- Born: January 22, 1935 San Fernando, Trinidad and Tobago
- Occupation: Doctor
- Known for: Olympic Pistol Shooting, writing and IPSC

= Jules Sobrian =

Canadian sport shooter

Jules Sobrian (born January 22, 1935, in San Fernando, Trinidad and Tobago), is a Canadian medical doctor, competitive marksman and author. He immigrated to Canada at the age of 21 and resides in Omemee, Ontario. Sobrian began shooting competitively at Hart House Revolver Club at the University of Toronto while studying medicine. He has competed for Canada in pistol-shooting events at four Olympic Games, and has won five individual medals in pistol-shooting at three Commonwealth Games and four individual medals in pistol-shooting at three Pan American Games. He won the Championship of the Americas in Free Pistol in 1973.

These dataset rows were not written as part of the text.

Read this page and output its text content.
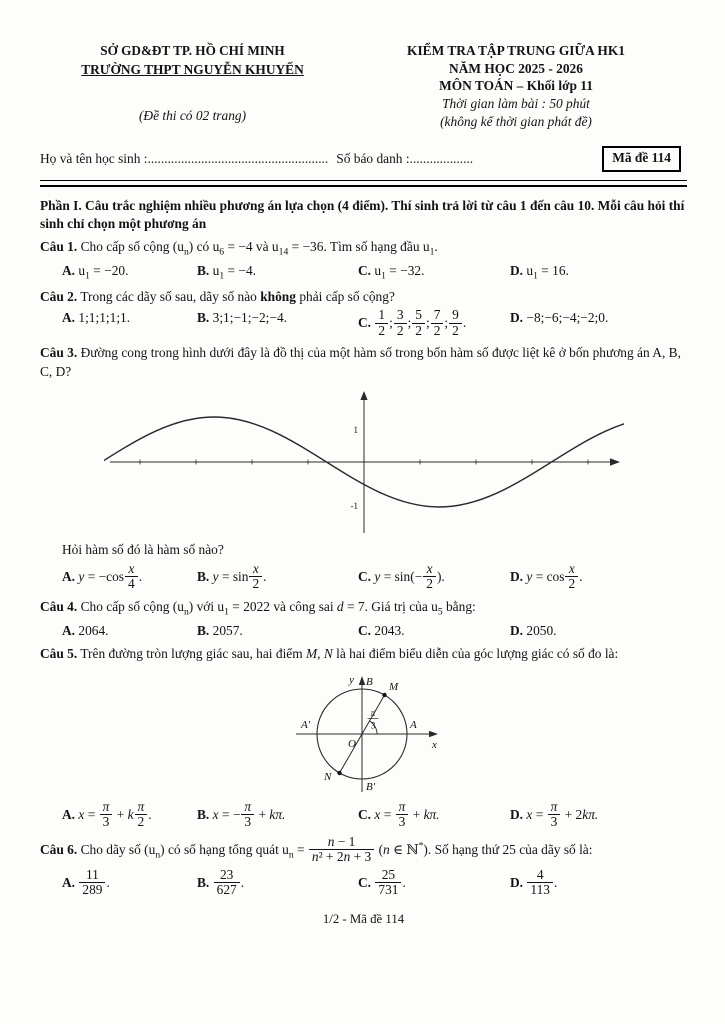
SỞ GD&ĐT TP. HỒ CHÍ MINH
TRƯỜNG THPT NGUYỄN KHUYẾN
(Đề thi có 02 trang)
KIỂM TRA TẬP TRUNG GIỮA HK1
NĂM HỌC 2025 - 2026
MÔN TOÁN – Khối lớp 11
Thời gian làm bài : 50 phút
(không kể thời gian phát đề)
Họ và tên học sinh :...................................................... Số báo danh :...................	Mã đề 114

Phần I. Câu trắc nghiệm nhiều phương án lựa chọn (4 điểm). Thí sinh trả lời từ câu 1 đến câu 10. Mỗi câu hỏi thí sinh chỉ chọn một phương án

Câu 1. Cho cấp số cộng $(u_n)$ có $u_6 = -4$ và $u_{14} = -36$. Tìm số hạng đầu $u_1$.

A. $u_1 = -20$.	B. $u_1 = -4$.	C. $u_1 = -32$.	D. $u_1 = 16$.

Câu 2. Trong các dãy số sau, dãy số nào không phải cấp số cộng?

A. 1;1;1;1;1.	B. 3;1;−1;−2;−4.	C. $\frac{1}{2}$ ; $\frac{3}{2}$ ; $\frac{5}{2}$ ; $\frac{7}{2}$ ; $\frac{9}{2}$ .	D. −8;−6;−4;−2;0.

Câu 3. Đường cong trong hình dưới đây là đồ thị của một hàm số trong bốn hàm số được liệt kê ở bốn phương án A, B, C, D?

1
-1

Hỏi hàm số đó là hàm số nào?

A. $y = -\cos \frac{x}{4}$ .	B. $y = \sin \frac{x}{2}$ .	C. $y = \sin(- \frac{x}{2}$ ).	D. $y = \cos \frac{x}{2}$ .

Câu 4. Cho cấp số cộng $(u_n)$ với $u_1 = 2022$ và công sai d = 7. Giá trị của $u_5$ bằng:

A. 2064.	B. 2057.	C. 2043.	D. 2050.

Câu 5. Trên đường tròn lượng giác sau, hai điểm M, N là hai điểm biểu diễn của góc lượng giác có số đo là:

y
x
B M
A
A′
O
B′
N
π
3
A. $x = \frac{\pi}{3} + k \frac{\pi}{2}$ .	B. x = − $\frac{\pi}{3} + k\pi$.	C. $x = \frac{\pi}{3} + k\pi$.	D. $x = \frac{\pi}{3} + 2k\pi$.

Câu 6. Cho dãy số $(u_n)$ có số hạng tổng quát $u_n = \frac{n - 1}{\text{n² + 2n + 3}} (n$ ∈ ℕ*). Số hạng thứ 25 của dãy số là:

A. $\frac{11}{289}$ .	B. $\frac{23}{627}$ .	C. $\frac{25}{731}$ .	D. $\frac{4}{113}$ .

1/2 - Mã đề 114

He was interviewed on the series Still Standing in 2016, where he talked about his role looking for pollution sources in the community. He thwarted a murder attempt by a business owner by tackling the rifle-toting man, hurling him about, and then medically assisting him before taking him to the hospital.

==Commonwealth Games Medals==
Sobrian won medals in individual pistol-shooting events at the Commonwealth Games as follows:
- gold medal in the Rapid-Fire Pistol event at the 1978 Commonwealth Games
- gold medal in the Free Pistol event and silver medal in the Rapid-Fire Pistol event at the 1974 Commonwealth Games
- silver medal in the Free Pistol event and bronze medal in the Rapid-Fire Pistol event at the 1966 Commonwealth Games

==Pan American Games Medals==
Sobrian won medals in individual pistol-shooting events at the Pan American Games as follows:
- silver medal in the Men's 25-metre Rapid Fire Pistol event and bronze medal in the Men's 50-metre Free Pistol event at the 1975 Pan American Games
- bronze medal in the Men's 25-metre Center Fire Pistol event at the 1967, 1971 and 1975 Pan American Games.

==Championship of the Americas Medals==
Sobrian won the gold medal in the 50M Free Pistol in the 1973 Championships of the Americas and bronze in the 25M centre fire event.

==International Practical Shooting Confederation==
Sobrian currently shoots IPSC at the Peterborough Fish and Game Association.